Teaching is Healing
“Your dad is at a no drinking meeting.”
I remember the words my mother spoke to me like it was yesterday. I was 11, beginning sixth grade. Inquisitive and curious, I asked one too many times where Dad was and why he was working his concrete job at 8:00pm on a Thursday night. My stomach flipped. This was why he left, why he was so angry and sometimes drove really safely with me and sometimes drove way too fast others. Her answer connected so many questions and wonderings I had. Things made sense. And they also became significantly more complex.
When home doesn’t feel like a safe place, where do kids go? Where is their haven, their sanctuary, where they feel safe and feel like they belong?
For me, it was school. After I learned of my Dad’s drinking problem, school became my sanctuary. School was stable. Predictable. Comfortable. I knew what to expect. What if I was late to Mrs. Johnson’s English class? Not a problem. I’d be welcome anyway. Struggling with my statistics homework? Mr. Beal would be there to help me at lunch and after school. During my Rocky Mountain Adventure class, Coach Mac helped me connect to nature and all the ways people could heal in the outdoors. When my adults at home were unpredictable and unreliable, I knew there were people I could lean on at school. I found as many excuses to stay late, to spend as little time home as possible. School was my sanctuary.
Home was the opposite. My mom did all that she could to keep my brother and I healthy, safe, happy. But my father made that difficult. Each night, around 5:00 o’clock or 5:30 when he should have been off work and making his way home, tension grew. Would he be sober? Would we act like a family, eat dinner together, go for a walk before the sun set, talk about our days? Or would we each spend the night alone in our separate rooms, avoiding talking about the issue, avoiding the anger, tiptoeing around my father until he passed out in front of the television. Some people have asked my mom why she stayed, myself included. She was trying to get through my father’s alcoholism too. As much as his drinking affected my adolescence, it affected her too. Everyone operated in survival mode and did what they could.
This pattern repeated until I was 17 and about to graduate from high school, when my parents should have been helping me visit colleges, apply for financial aid, and plan where I would live. Instead Mrs. Johnson stayed late to make sure I stayed on track to graduate. She helped apply for schools and meet deadlines and edit my college admissions essays. She shared that she too grew up with an alcoholic parent and we both teared up at how we deserved better. Mr. Beal made sure I had the skills to pass my finals and get the credits I needed. Coach Mac gave me tools to heal myself in the mountains. All of these people gave me something I desperately needed and hoped for: confidence and the feeling of self worth. These teachers made me feel like I was worth the effort and worth their time. They were thrilled when I declared my major to be English education so I could become a teacher, and hopefully be like them.

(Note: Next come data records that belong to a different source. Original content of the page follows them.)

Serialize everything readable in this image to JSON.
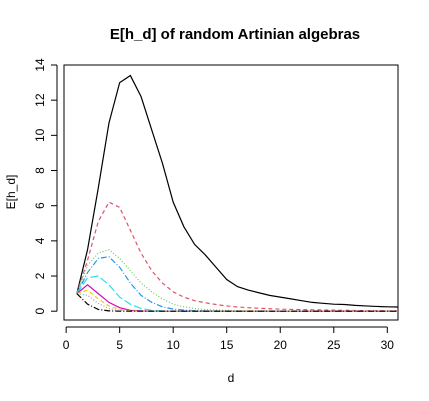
{
  "chart_data": {
    "type": "line",
    "title": "E[h_d] of random Artinian algebras",
    "xlabel": "d",
    "ylabel": "E[h_d]",
    "xlim": [
      -0.2,
      31
    ],
    "ylim": [
      -0.5,
      14
    ],
    "xticks": [
      "0",
      "5",
      "10",
      "15",
      "20",
      "25",
      "30"
    ],
    "yticks": [
      "0",
      "2",
      "4",
      "6",
      "8",
      "10",
      "12",
      "14"
    ],
    "grid": false,
    "legend": "none",
    "series": [
      {
        "color": "#000000",
        "dash": "",
        "x": [
          1,
          2,
          3,
          4,
          5,
          6,
          7,
          8,
          9,
          10,
          11,
          12,
          13,
          14,
          15,
          16,
          17,
          18,
          19,
          20,
          21,
          22,
          23,
          24,
          25,
          26,
          27,
          28,
          29,
          30,
          31
        ],
        "y": [
          1,
          3.5,
          7,
          10.7,
          13.0,
          13.4,
          12.2,
          10.3,
          8.4,
          6.2,
          4.8,
          3.8,
          3.2,
          2.5,
          1.8,
          1.4,
          1.2,
          1.05,
          0.9,
          0.8,
          0.7,
          0.6,
          0.5,
          0.45,
          0.4,
          0.38,
          0.33,
          0.3,
          0.27,
          0.25,
          0.24
        ]
      },
      {
        "color": "#DF536B",
        "dash": "4,3",
        "x": [
          1,
          2,
          3,
          4,
          5,
          6,
          7,
          8,
          9,
          10,
          11,
          12,
          13,
          14,
          15,
          16,
          17,
          18,
          19,
          20,
          21,
          22,
          23,
          24,
          25,
          26,
          27,
          28,
          29,
          30,
          31
        ],
        "y": [
          1,
          2.9,
          5.1,
          6.2,
          5.9,
          4.6,
          3.3,
          2.3,
          1.6,
          1.1,
          0.8,
          0.6,
          0.48,
          0.38,
          0.3,
          0.24,
          0.2,
          0.17,
          0.14,
          0.12,
          0.1,
          0.09,
          0.08,
          0.07,
          0.06,
          0.05,
          0.04,
          0.03,
          0.03,
          0.02,
          0.02
        ]
      },
      {
        "color": "#61D04F",
        "dash": "1,2",
        "x": [
          1,
          2,
          3,
          4,
          5,
          6,
          7,
          8,
          9,
          10,
          11,
          12,
          13,
          14,
          15,
          16,
          17,
          18,
          19,
          20,
          25,
          31
        ],
        "y": [
          1,
          2.6,
          3.3,
          3.5,
          3.0,
          2.3,
          1.6,
          1.1,
          0.7,
          0.4,
          0.25,
          0.15,
          0.1,
          0.07,
          0.05,
          0.03,
          0.02,
          0.02,
          0.01,
          0.01,
          0,
          0
        ]
      },
      {
        "color": "#2297E6",
        "dash": "6,2,1,2",
        "x": [
          1,
          2,
          3,
          4,
          5,
          6,
          7,
          8,
          9,
          10,
          11,
          12,
          13,
          14,
          15,
          20,
          25,
          31
        ],
        "y": [
          1,
          2.2,
          3.0,
          3.1,
          2.5,
          1.6,
          0.9,
          0.5,
          0.25,
          0.12,
          0.06,
          0.03,
          0.02,
          0.01,
          0,
          0,
          0,
          0
        ]
      },
      {
        "color": "#28E2E5",
        "dash": "8,3",
        "x": [
          1,
          2,
          3,
          4,
          5,
          6,
          7,
          8,
          9,
          10,
          15,
          20,
          25,
          31
        ],
        "y": [
          1,
          1.9,
          2.0,
          1.5,
          0.8,
          0.4,
          0.15,
          0.05,
          0.02,
          0,
          0,
          0,
          0,
          0
        ]
      },
      {
        "color": "#CD0BBC",
        "dash": "",
        "x": [
          1,
          2,
          3,
          4,
          5,
          6,
          7,
          8,
          10,
          15,
          20,
          25,
          31
        ],
        "y": [
          1,
          1.5,
          1.0,
          0.5,
          0.2,
          0.05,
          0.02,
          0,
          0,
          0,
          0,
          0,
          0
        ]
      },
      {
        "color": "#F5C710",
        "dash": "4,3",
        "x": [
          1,
          2,
          3,
          4,
          5,
          6,
          8,
          10,
          15,
          20,
          25,
          31
        ],
        "y": [
          1,
          1.2,
          0.7,
          0.3,
          0.1,
          0.02,
          0,
          0,
          0,
          0,
          0,
          0
        ]
      },
      {
        "color": "#9E9E9E",
        "dash": "1,2",
        "x": [
          1,
          2,
          3,
          4,
          5,
          6,
          8,
          10,
          15,
          20,
          25,
          31
        ],
        "y": [
          1,
          0.9,
          0.45,
          0.15,
          0.04,
          0.01,
          0,
          0,
          0,
          0,
          0,
          0
        ]
      },
      {
        "color": "#000000",
        "dash": "6,2,1,2",
        "x": [
          1,
          2,
          3,
          4,
          5,
          6,
          8,
          10,
          15,
          20,
          25,
          31
        ],
        "y": [
          1,
          0.4,
          0.1,
          0.02,
          0,
          0,
          0,
          0,
          0,
          0,
          0,
          0
        ]
      }
    ]
  }
}
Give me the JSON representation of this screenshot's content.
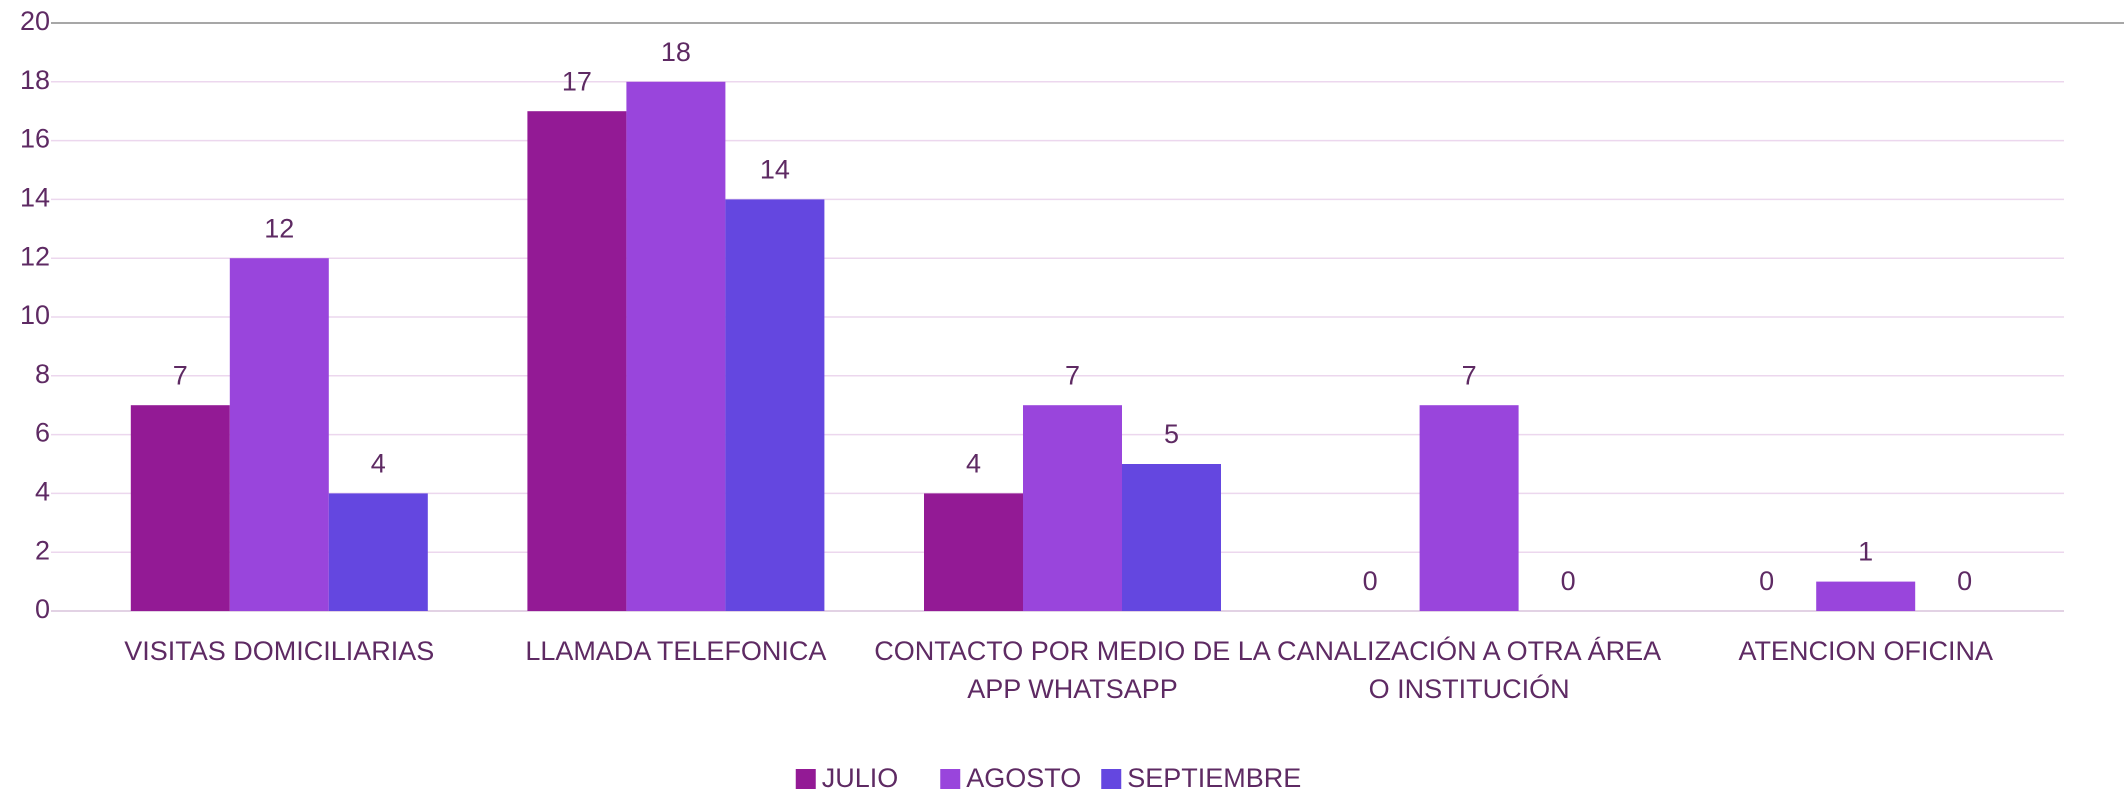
{
  "chart_data": {
    "type": "bar",
    "categories": [
      "VISITAS DOMICILIARIAS",
      "LLAMADA TELEFONICA",
      "CONTACTO POR MEDIO DE LA APP WHATSAPP",
      "CANALIZACIÓN A OTRA ÁREA O INSTITUCIÓN",
      "ATENCION OFICINA"
    ],
    "series": [
      {
        "name": "JULIO",
        "color": "#931a95",
        "values": [
          7,
          17,
          4,
          0,
          0
        ]
      },
      {
        "name": "AGOSTO",
        "color": "#9945dc",
        "values": [
          12,
          18,
          7,
          7,
          1
        ]
      },
      {
        "name": "SEPTIEMBRE",
        "color": "#6447e0",
        "values": [
          4,
          14,
          5,
          0,
          0
        ]
      }
    ],
    "ylim": [
      0,
      20
    ],
    "yticks": [
      0,
      2,
      4,
      6,
      8,
      10,
      12,
      14,
      16,
      18,
      20
    ],
    "grid": true,
    "legend": "bottom"
  }
}
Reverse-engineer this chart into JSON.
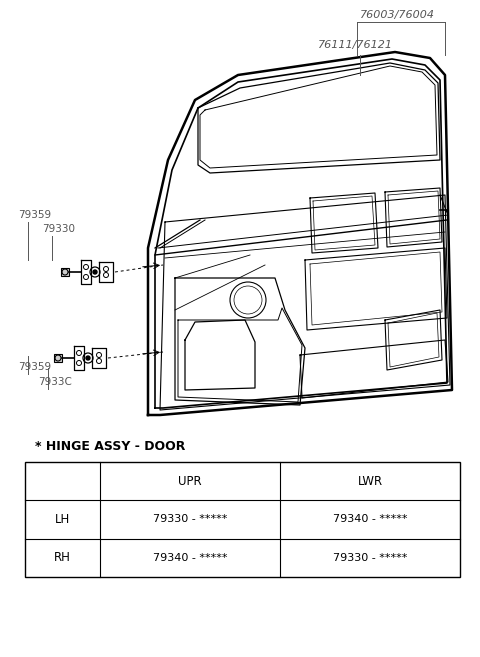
{
  "bg_color": "#ffffff",
  "labels": {
    "part1": "76003/76004",
    "part2": "76111/76121",
    "upper_left_1": "79359",
    "upper_left_2": "79330",
    "lower_left_1": "79359",
    "lower_left_2": "7933C",
    "hinge_title": "* HINGE ASSY - DOOR",
    "col_upr": "UPR",
    "col_lwr": "LWR",
    "row_lh": "LH",
    "row_rh": "RH",
    "cell_lh_upr": "79330 - *****",
    "cell_lh_lwr": "79340 - *****",
    "cell_rh_upr": "79340 - *****",
    "cell_rh_lwr": "79330 - *****"
  }
}
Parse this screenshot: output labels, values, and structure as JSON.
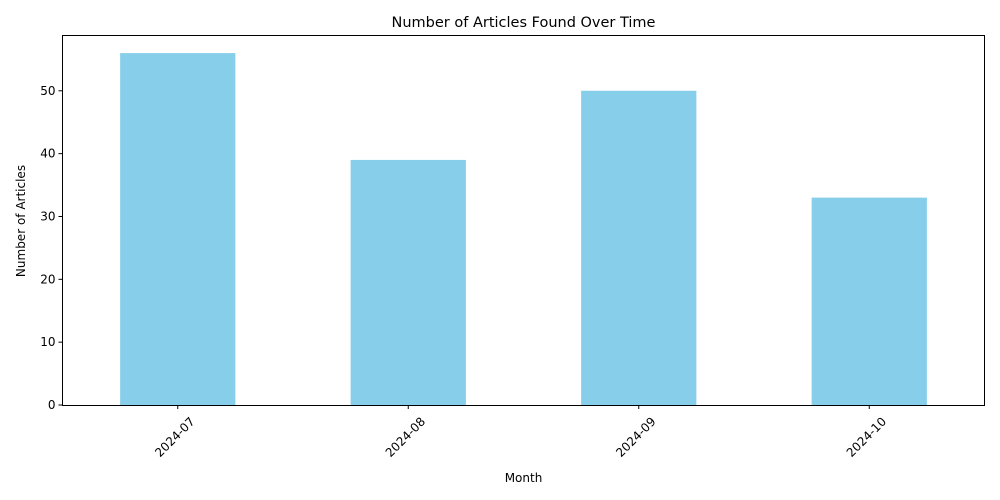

Ten years later, I have my own classroom in Aurora, Colorado teaching Language Arts to sixth graders. My students face so many challenges and overcome so much to be successful. I see so much of myself in my students and we bond when I tell them parts of my story. I was their age when I found out about my dad’s addiction and his choice to drink over his choice to act like a dad. Teaching is healing, and as I support my students, I’m healing myself and my experience with an addicted parent.
I was 17 and when the relationship with my dad was nearly too far gone to repair. It took many tries for his work in recovery to stick, but something about his last try was different. By November of my senior year, he had his one month chip. Mrs. Johnson helped me process and understand why he decided to stay sober when I was leaving so soon.
Teaching has helped heal my relationship with my father. Learning about how trauma impacts brain development didn’t just help me be a better educator for my students, it helped me understand why my father made the choices he did all those years he drank. I didn’t understand why he would choose to cause trauma to his own kids. Now I get it. I know how his own parents impacted him, how trauma can be passed down. I know his early attempts to stay sober were earnest and a struggle. October 15th, 2021 was his ten year sobriety anniversary. Today, we have a real relationship. I can call him and get help, he talks to me about his childhood, we go to concerts together.
My father’s addiction stemmed from trauma of his childhood and his own father’s alcoholism. Addiction trickles down from as far back as my dad can remember, and stigma around getting help prevented him from even asking. In his family’s culture, men are strong and handle family business privately. Being open to support and accepting that mental health and trauma need to be talked about has so much potential to heal families and in turn heal communities. Education systems play a major role in supporting this work. Providing teachers training and further education will improve our ability to help students process experiences and regulate their emotions.
This scholarship will help me be the best possible teacher for my students and develop skills to support their needs, build relationships, and improve my practices for every child that enters my room.